For Mandhir Gidda, EMEA CTO of Valtech, this represents “the realisation of a movement that began many years ago with service-orientation. It’s a paradigm shift, reflecting digital thinking at every level of an organisation. It’s the ultimate expression of being able to accommodate change.”
Composable commerce allows businesses to act quickly, efficiently and proactively to pursue direct relations with their consumers and customers – both through their own and thirdparty channels. In adopting composable commerce, a business’s mindset will not only shift from focusing on projects to focusing on digital products, but it will also enable informationtechnology to deliver services instead of systems.
“Businesses that delay shifting to a more adaptable, consumer-obsessed approach will only fall further behind with every moment that they hesitate. Brands embracing the approach of composable commerce will be more able to execute digital commerce and differentiation strategies, and we predict they will leave the competition behind.”
Spearheaded by global leaders like Valtech, who co-founded the MACH Alliance, it’s the technological innovating element, providing a new way of adapting the digital landscape to the needs of a particular business and bringing all its data into one place.
“Composable commerce provides unrivalled flexibility and clarity. If your business is run by the more static technology suites, it will be like discovering Lego after only ever being able to play with Playmobil,” says Gidda. “With composable commerce’s flexible technical architecture, you can replace and improve the individual building blocks of your business. This allows each element to serve the purpose they’re supposed to in a better, more efficient way, all while providing you with the essential insight you need from all channels to make more strategic decisions.”
Composable commerce will help drive a successful D2C strategy and be a key enabler of modernising digital enterprise. With a composable foundation, businesses will naturally transition towards a digital-first mindset, as silos are deconstructed and customer data collected into a single source of truth.

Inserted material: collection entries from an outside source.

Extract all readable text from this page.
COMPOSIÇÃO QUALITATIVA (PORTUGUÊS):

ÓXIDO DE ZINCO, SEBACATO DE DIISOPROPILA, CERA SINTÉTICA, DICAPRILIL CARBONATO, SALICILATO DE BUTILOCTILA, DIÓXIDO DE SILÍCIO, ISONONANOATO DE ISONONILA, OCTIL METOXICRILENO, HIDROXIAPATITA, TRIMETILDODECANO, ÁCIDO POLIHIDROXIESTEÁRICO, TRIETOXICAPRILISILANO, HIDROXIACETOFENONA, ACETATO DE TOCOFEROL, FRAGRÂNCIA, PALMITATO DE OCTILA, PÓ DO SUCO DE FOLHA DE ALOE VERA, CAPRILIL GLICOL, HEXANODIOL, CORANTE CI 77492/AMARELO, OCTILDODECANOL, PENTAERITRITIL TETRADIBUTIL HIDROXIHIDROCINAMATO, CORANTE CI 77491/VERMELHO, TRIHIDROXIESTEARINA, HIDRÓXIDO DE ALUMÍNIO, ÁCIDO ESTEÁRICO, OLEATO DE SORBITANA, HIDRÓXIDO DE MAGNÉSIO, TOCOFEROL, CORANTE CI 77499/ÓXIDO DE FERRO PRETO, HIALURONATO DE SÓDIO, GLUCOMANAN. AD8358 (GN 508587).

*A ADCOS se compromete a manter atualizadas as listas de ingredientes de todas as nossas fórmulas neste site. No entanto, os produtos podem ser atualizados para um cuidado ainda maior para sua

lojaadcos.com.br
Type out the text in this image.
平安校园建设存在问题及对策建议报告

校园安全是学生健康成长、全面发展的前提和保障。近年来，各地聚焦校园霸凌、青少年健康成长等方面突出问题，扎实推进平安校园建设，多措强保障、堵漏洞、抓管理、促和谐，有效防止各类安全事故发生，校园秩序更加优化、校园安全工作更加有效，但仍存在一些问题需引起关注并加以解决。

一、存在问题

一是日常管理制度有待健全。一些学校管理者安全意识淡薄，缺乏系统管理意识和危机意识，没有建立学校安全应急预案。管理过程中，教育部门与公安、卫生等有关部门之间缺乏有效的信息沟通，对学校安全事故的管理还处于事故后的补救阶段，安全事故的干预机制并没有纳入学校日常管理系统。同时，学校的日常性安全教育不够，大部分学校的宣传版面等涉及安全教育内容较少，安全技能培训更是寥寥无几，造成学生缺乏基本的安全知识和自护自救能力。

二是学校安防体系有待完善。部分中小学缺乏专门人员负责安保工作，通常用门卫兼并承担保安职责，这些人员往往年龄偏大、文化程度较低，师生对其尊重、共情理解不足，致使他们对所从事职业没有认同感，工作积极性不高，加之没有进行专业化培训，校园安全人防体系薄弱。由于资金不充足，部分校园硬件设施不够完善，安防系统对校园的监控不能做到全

There is indeed an increasing urgency to shift to digital across all aspects of a major company. Consumers aren’t waiting around.
Jeppesen says: “Businesses that delay shifting to a more adaptable, consumer-obsessed approach will only fall further behind with every moment that they hesitate. Brands embracing the approach of composable commerce will be more able to execute digital commerce and differentiation strategies, and we predict they will leave the competition behind.”
Traditionally organised businesses might have missed the chance to be first-movers in this space but no one will want to come last.